Natural Gas Derivative Instruments

Natural gas is used to fire the kilns at the Company’s domestic manufacturing plants.  In an effort to mitigate potential volatility in the cost of natural gas purchases and reduce exposure to short-term spikes in the price of this commodity, from time to time, the Company enters into contracts to purchase a portion of the anticipated monthly natural gas requirements at specified prices.  Contracts are geographic by plant location.  Historically, the Company has taken delivery of all natural gas quantities under contract, which exempted the Company from accounting for the contracts as derivative instruments.  However, due to the severe decline in industry activity beginning in early 2015, the Company significantly reduced production levels and consequently did not take delivery of all of the contracted natural gas quantities.  As a result, the Company began to account for relevant contracts as derivative instruments.

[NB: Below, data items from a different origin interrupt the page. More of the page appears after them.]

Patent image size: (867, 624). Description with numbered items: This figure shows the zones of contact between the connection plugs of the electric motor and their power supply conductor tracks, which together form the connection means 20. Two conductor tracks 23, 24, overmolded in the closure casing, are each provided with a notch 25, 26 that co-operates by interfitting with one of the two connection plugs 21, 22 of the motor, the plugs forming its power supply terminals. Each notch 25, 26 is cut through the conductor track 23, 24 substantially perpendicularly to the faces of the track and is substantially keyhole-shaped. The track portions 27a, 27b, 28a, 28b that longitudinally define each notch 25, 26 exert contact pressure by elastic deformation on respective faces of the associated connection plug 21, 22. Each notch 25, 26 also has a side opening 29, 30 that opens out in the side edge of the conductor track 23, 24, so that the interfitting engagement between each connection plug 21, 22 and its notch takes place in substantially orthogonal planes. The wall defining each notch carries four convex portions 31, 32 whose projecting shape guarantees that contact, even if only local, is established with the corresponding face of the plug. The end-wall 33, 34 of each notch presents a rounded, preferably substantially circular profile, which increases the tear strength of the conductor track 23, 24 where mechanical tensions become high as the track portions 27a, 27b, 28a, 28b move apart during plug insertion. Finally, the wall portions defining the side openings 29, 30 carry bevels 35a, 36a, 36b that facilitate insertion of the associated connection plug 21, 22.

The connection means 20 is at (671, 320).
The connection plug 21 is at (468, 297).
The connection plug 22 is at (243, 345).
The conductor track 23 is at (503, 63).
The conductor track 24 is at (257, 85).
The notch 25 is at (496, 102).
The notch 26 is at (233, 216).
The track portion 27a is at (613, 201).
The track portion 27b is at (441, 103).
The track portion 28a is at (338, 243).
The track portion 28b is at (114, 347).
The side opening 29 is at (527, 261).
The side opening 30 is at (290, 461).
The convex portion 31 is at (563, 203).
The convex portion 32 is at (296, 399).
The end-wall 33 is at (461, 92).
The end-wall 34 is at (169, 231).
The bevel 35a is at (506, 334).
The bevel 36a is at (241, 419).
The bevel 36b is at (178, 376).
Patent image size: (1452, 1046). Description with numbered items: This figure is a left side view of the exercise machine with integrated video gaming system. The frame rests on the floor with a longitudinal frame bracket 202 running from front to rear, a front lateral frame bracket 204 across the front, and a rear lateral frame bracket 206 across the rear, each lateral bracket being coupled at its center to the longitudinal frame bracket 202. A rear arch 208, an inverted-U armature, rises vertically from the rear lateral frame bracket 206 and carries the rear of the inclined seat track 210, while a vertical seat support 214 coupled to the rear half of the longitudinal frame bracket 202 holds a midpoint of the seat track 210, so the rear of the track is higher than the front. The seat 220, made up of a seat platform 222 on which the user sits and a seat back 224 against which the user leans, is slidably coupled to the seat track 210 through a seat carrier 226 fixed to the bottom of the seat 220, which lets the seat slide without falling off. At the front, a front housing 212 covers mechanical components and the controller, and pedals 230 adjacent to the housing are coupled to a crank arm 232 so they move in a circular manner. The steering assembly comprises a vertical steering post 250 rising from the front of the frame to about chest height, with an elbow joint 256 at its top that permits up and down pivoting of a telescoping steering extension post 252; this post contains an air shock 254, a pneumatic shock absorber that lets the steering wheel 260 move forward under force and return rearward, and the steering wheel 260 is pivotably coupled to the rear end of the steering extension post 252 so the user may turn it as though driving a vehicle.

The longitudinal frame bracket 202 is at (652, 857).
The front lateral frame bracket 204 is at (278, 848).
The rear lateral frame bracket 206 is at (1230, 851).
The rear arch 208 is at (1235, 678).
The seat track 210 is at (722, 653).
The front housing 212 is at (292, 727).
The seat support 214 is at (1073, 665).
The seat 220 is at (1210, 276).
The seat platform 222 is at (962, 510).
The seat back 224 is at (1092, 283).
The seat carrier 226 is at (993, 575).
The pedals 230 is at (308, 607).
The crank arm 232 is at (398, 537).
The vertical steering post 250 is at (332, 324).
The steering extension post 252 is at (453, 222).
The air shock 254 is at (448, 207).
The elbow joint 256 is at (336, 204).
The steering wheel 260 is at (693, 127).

Derivative accounting requires the natural gas contracts to be recognized as either assets or liabilities at fair value with an offsetting entry in earnings.  The Company uses the income approach in determining the fair value of these derivative instruments.  The model used considers the difference, as of each balance sheet date, between the contracted prices and the New York Mercantile Exchange (“NYMEX”) forward strip price for each contracted period.  The estimated cash flows from these contracts are discounted using a discount rate of 5.5%, which reflects the nature of the contracts as well as the timing and risk of estimated cash flows associated with the contracts.  The discount rate had an immaterial impact on the fair value of the contracts for the year ended December 31, 2016 and 2015.  The last natural gas contract will expire in December 2018.  As a result, during the year ended December 31, 2016 and 2015, the Company recognized a gain on derivative instruments of $1,886 and a loss on derivative instruments of $15,040, respectively in cost of sales.  The cumulative present value of the losses on these natural gas derivative contracts as of December 31, 2016 and 2015 are presented as current and long-term liabilities, as applicable, in the Consolidated Balance Sheet.

At December 31, 2016, the Company has contracted for delivery a total of 4,320,000 MMBtu of natural gas at an average price of $4.36 per MMBtu through December 31, 2018.  Contracts covering 4,080,000 MMBtu are subject to accounting as derivative instruments.  Future decreases in the NYMEX forward strip prices will result in additional derivative losses while future increases in the NYMEX forward strip prices will result in derivative gains.  Future gains or losses will approximate the change in NYMEX natural gas prices relative to the total quantity of natural gas under contracts now subject to accounting as derivatives.  The historical average NYMEX natural gas contract settlement prices for the years ended December 31, 2016 and 2015 were $2.46 per MMBtu and $2.66 per MMBtu, respectively.